Tobacco use has been known to cause cancer for decades, but many individuals around the world continue to use the substance. This can lead to serious adverse events, including death from tobacco-related disease.
A new report from the World Health Organization (WHO) outlines how taking action against tobacco use can improve global health, economy, and environment. The WHO is calling on governments to implement stronger tobacco control measures.
Each year, tobacco use results in more than 7 million deaths around the world and costs $1.4 trillion in healthcare expenditures and lost productivity, according to the report. These significant costs are largely preventable.

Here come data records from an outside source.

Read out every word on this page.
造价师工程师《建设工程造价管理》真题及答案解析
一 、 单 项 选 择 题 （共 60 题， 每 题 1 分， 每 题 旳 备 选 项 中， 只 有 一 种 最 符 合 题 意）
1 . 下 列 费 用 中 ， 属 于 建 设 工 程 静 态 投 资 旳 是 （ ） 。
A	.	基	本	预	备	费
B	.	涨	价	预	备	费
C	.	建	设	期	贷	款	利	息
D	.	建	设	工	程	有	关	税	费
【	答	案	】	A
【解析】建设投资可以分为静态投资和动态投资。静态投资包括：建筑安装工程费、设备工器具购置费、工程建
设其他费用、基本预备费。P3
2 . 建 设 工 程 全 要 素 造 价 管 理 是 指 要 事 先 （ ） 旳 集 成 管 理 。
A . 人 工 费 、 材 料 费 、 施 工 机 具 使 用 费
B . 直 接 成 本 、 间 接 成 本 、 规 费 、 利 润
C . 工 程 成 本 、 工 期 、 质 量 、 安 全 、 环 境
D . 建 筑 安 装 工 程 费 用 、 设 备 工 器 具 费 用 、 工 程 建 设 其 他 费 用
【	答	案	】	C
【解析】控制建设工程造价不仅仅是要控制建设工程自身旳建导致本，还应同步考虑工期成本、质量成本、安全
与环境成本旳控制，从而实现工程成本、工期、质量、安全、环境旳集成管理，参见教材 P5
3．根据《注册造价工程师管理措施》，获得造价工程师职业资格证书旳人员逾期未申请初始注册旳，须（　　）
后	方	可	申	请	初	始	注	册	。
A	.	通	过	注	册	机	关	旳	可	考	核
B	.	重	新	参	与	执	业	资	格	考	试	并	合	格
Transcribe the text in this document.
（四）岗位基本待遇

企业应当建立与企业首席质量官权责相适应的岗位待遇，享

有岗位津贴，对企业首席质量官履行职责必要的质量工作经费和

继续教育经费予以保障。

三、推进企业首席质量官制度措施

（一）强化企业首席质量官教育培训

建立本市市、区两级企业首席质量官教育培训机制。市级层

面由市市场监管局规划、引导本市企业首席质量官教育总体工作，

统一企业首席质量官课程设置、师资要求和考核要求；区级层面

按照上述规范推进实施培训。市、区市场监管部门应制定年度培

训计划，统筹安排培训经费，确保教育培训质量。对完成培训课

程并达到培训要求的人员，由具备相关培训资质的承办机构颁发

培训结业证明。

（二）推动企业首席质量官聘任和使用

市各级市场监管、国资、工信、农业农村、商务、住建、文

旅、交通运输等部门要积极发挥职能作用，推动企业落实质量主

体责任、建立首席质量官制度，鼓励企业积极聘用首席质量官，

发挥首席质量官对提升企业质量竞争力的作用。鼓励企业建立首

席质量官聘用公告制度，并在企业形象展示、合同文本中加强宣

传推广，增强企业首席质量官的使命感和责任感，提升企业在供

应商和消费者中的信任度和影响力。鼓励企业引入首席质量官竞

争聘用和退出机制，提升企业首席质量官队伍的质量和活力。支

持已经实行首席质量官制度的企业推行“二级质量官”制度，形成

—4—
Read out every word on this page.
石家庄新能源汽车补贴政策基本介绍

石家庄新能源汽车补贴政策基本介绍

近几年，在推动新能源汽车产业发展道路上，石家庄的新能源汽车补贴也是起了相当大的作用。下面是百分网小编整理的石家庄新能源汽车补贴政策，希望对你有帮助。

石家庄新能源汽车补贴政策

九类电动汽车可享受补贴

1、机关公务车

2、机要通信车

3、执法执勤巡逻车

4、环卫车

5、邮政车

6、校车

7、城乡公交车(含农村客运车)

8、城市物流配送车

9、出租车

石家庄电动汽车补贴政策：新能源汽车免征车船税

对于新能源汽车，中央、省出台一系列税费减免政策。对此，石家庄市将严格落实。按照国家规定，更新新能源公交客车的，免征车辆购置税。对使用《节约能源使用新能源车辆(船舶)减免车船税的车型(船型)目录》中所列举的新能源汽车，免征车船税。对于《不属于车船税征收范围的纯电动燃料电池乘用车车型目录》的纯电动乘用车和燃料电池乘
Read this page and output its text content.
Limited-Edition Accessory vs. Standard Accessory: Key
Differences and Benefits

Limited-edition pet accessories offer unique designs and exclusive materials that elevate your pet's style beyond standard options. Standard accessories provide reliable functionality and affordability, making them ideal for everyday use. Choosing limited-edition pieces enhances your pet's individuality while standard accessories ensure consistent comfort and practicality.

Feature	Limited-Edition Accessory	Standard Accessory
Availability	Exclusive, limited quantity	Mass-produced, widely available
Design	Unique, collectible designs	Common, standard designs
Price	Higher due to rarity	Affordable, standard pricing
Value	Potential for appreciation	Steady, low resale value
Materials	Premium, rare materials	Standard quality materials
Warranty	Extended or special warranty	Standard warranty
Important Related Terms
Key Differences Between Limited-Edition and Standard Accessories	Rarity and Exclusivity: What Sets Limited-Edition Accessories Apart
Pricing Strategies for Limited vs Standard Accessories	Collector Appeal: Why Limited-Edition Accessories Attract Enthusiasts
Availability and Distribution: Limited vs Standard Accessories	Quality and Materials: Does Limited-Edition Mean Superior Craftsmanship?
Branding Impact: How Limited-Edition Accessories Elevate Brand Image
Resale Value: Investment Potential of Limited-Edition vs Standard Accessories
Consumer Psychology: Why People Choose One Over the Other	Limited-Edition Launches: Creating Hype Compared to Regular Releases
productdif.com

"Tobacco threatens us all. Tobacco exacerbates poverty, reduces economic productivity, contributes to poor household food choices, and pollutes indoor air,” said Margaret Chan, MD, WHO director-general. "But by taking robust tobacco control measures, governments can safeguard their countries' futures by protecting tobacco users and non-users from these deadly products, generating revenues to fund health and other social services, and saving their environments from the ravages tobacco causes."
All countries have committed to the 2030 Agenda for Sustainable Development, which includes controlling tobacco use. The goal of the agenda is to prevent one-third of premature deaths from noncommunicable diseases by 2030. These deaths include conditions where tobacco use is a risk factor, including heart disease, lung disease, cancer, and diabetes, according to the study. Overall, tobacco plays a role in more than 16% of noncommunicable diseases.
The WHO reports that waste from tobacco production leaks more than 700 toxic chemicals into the environment, with many known to be carcinogenic to humans. Additionally, tobacco smoke contributes to the spread of human carcinogens.
Tobacco use also affects the health and well-being of low- and middle-income families. Numerous studies have shown that tobacco products account for more than 10% of expenditures, which leaves less money for food and healthcare, according to the report.
"Many governments are taking action against tobacco, from banning advertising and marketing, to introducing plain packaging for tobacco products, and smoke-free work and public places," said Oleg Chestnov, MD, WHO's assistant director-general for Noncommunicable Diseases and Mental Health. "But one of the least used, but most effective, tobacco control measures to help countries address development needs is through increasing tobacco tax and prices."
Tobacco-related illness kills millions around the world annually and represents a significant public health concern; however, it is one of the most modifiable risk factors, according to the report.
The authors suggest that reducing exposure to smoke, banning advertising and sales to minors, and requiring health warnings on tobacco packaging would reduce the adverse effects of tobacco. Additionally, countries should encourage tobacco cessation, increase tobacco taxes, and create a national approach to tobacco control, according to the report.
While many of these initiatives are already in place in the United States, many developed and developing countries have yet to take significant steps to reduce the burden of tobacco on patients and the healthcare system.
"Tobacco is a major barrier to development globally. Tobacco-related death and illness are drivers of poverty, leaving households without breadwinners, diverting limited household resources to purchase tobacco products rather than food and school materials, and forcing many people to pay for medical expenses,” said Douglas Bettcher, MD, director of WHO’s Department for the Prevention on Noncommunicable Diseases. "But action to control it will provide countries with a powerful tool to protect their citizens and futures."